Je suis arrivé à un point où chaque œuvre me dévoile les liens qu’elle a tissé avec toutes les autres. Parce que consciemment leurs auteurs rendent hommage à ceux qui les ont fait rêver, parce qu’inconsciemment ils sont influencés par tout ce qu’ils ont lu et qu’ils ont appréciés ou qu’ils n’ont pas appréciés, et parce que les mêmes causes produisant les mêmes effets les œuvres ont été réalisées par des êtres humains avec des sentiments humains. C’est pour cela que je vomis les petits cercles intello prout prout qui par élitisme pour ne pas dire suprématisme se sont volontairement coupés du reste de l’humanité, en déclarant que tout ce qui n’est pas orthodoxe c’est de la merde populaire donc populiste à oublier voire à éradiquer…
Ici Ryhalt Galharrow incarne à lui seul la Sainte Trinité :
– Il est Gandalf, et il place ses pions sur l’échiquier pour développer sa stratégie et réaliser son plan. Mais il ne sait que trop bien que chacun de ses pions est un être cher qu’il risque de perdre…
– Il est Aragorn, et il mène les derniers espoirs du monde libre en mission suicide à la Porte Noire pour affronter dans un dernier baroud d’honneur les hordes de Sauron…
– Il est Frodon et il porte sur ses épaules tous les malheurs du monde, souffrant dans sa chair et dans son âme pour la rédemption du monde quitte à passer à côté de la sienne…
Mais il est d’abord et surtout comme les personnages de Roger Zelazny un antihéros prométhéen : devenir un dieu pour combattre les dieux, et leur voler le feu pour le donner aux humains. Ici il s’agit littéralement d’une course au pouvoir entre gros crevards, et parmi les inhumains défenseurs de la Loi et les inhumains partisans du Chaos personne ne voit arriver le nouvel Corwin d’Ambre. Rendre à l’humanité le pouvoir confisqué par les élites autoproclamées : peut-on écrire aujourd’hui quelque chose de politiquement plus engagé ?

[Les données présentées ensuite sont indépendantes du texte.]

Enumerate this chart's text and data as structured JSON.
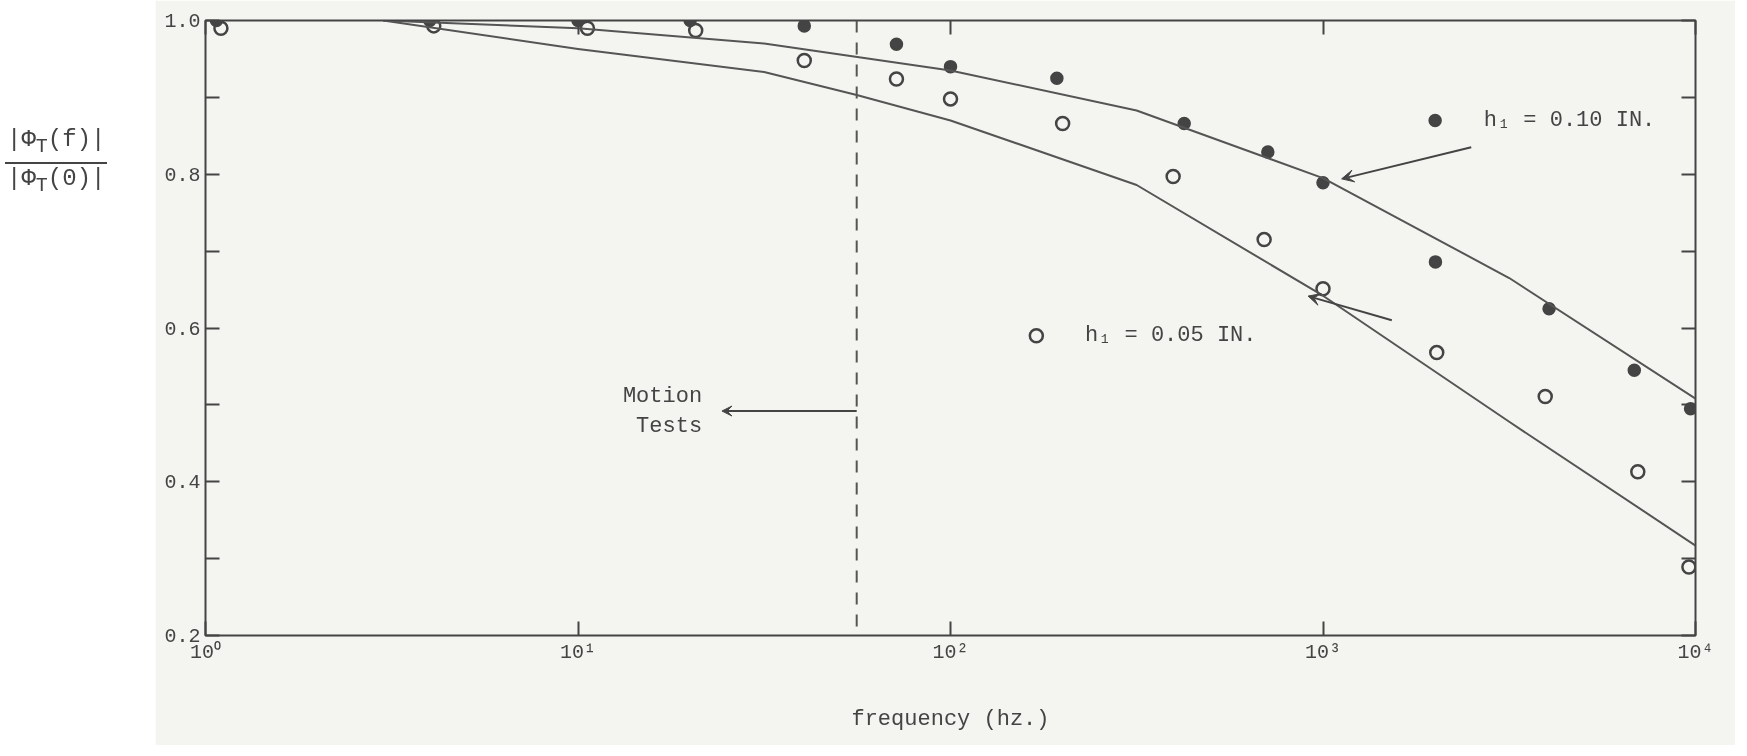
{
  "chart_data": {
    "type": "scatter",
    "xlabel": "frequency (hz.)",
    "ylabel": "|Φ$_{T}$(f)|\n|Φ$_{T}$(0)|",
    "log": "x",
    "grid": false,
    "legend": "right",
    "xlim": [
      1,
      10000
    ],
    "ylim": [
      0.2,
      1.0
    ],
    "xticks": [
      {
        "value": 1,
        "label": "10⁰"
      },
      {
        "value": 10,
        "label": "10¹"
      },
      {
        "value": 100,
        "label": "10²"
      },
      {
        "value": 1000,
        "label": "10³"
      },
      {
        "value": 10000,
        "label": "10⁴"
      }
    ],
    "yticks": [
      {
        "value": 0.2,
        "label": "0.2"
      },
      {
        "value": 0.3,
        "label": null
      },
      {
        "value": 0.4,
        "label": "0.4"
      },
      {
        "value": 0.5,
        "label": null
      },
      {
        "value": 0.6,
        "label": "0.6"
      },
      {
        "value": 0.7,
        "label": null
      },
      {
        "value": 0.8,
        "label": "0.8"
      },
      {
        "value": 0.9,
        "label": null
      },
      {
        "value": 1.0,
        "label": "1.0"
      }
    ],
    "series": [
      {
        "name": "h₁ = 0.10 IN.",
        "marker": "circle",
        "color": "#444444",
        "x": [
          1.07,
          4,
          10,
          20,
          40.5,
          71.6,
          100,
          193,
          424,
          711,
          1000,
          2004,
          4045,
          6850,
          9700
        ],
        "values": [
          1.0,
          1.0,
          1.0,
          1.0,
          0.993,
          0.969,
          0.94,
          0.925,
          0.866,
          0.829,
          0.789,
          0.686,
          0.625,
          0.545,
          0.495
        ]
      },
      {
        "name": "h₁ = 0.05 IN.",
        "marker": "circle",
        "color": "#444444",
        "x": [
          1.1,
          4.1,
          10.6,
          20.7,
          40.5,
          71.6,
          100,
          200,
          396,
          695,
          1000,
          2020,
          3950,
          7000,
          9600
        ],
        "values": [
          0.99,
          0.993,
          0.99,
          0.987,
          0.948,
          0.924,
          0.898,
          0.866,
          0.797,
          0.715,
          0.651,
          0.568,
          0.511,
          0.413,
          0.289
        ]
      },
      {
        "type": "line",
        "color": "#555555",
        "line_style": "solid",
        "x": [
          3,
          10,
          31.6,
          100,
          316,
          1000,
          3162,
          10000
        ],
        "values": [
          1.0,
          0.99,
          0.97,
          0.935,
          0.883,
          0.795,
          0.665,
          0.508
        ]
      },
      {
        "type": "line",
        "color": "#555555",
        "line_style": "solid",
        "x": [
          3,
          10,
          31.6,
          56,
          100,
          316,
          1000,
          3162,
          10000
        ],
        "values": [
          1.0,
          0.963,
          0.933,
          0.903,
          0.87,
          0.786,
          0.642,
          0.478,
          0.317
        ]
      }
    ],
    "ref_lines": [
      {
        "axis": "x",
        "value": 56,
        "label": "Motion Tests",
        "color": "#555555",
        "line_style": "dashed"
      }
    ]
  }
}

Nul n’est parfait donc voilà ce qui pourrait tirer l’ensemble vers les bas :
– Pas fan du retour de « Saroumane ». Le tome 2 lui était consacré, donc tous les rebondissements dont il est l’acteur ne sont qu’un retour de flammes qui mange la laine sur le dos de Bastombe et de la Dame des Vagues…
– la narration a la première personne fait la part belle aux états d’âmes Ryhalt Galharrow, junkie à la dérive qui a de plus en plus de mal à distinguer ses hallucinations de la réalité… Pas mal de répétition dans les situations et les descriptions, et fatalement arrive le passage chiant où le héros est enfermé par ses ennemis pour être confronté à lui-même. Ce passage arrive assez tôt dans le récit, mais je n’arrive pas à savoir si c’est une bonne chose ou une mauvaise chose…
– la narration a la première personne fait la part belle aux états d’âmes Ryhalt Galharrow, en croisade contre les forces obscures de la crevardise pour des raisons personnelles pour ne pas dire intimes… L’humanité est le personnage principal de ce tome pour ne pas dire de la série tout entière, mais cette humanité est étrangement absente de tome. En effet les morts prennent le pas sur les vivants, du coup c’est le lien intergénérationnel qui est finalement mis en avant. Pas sûr que cela plaise aux forces obscures de la crevardise qui ne jurent que par un jeunisme assez obscène qu’on retrouve dans tous les merdias prestitués…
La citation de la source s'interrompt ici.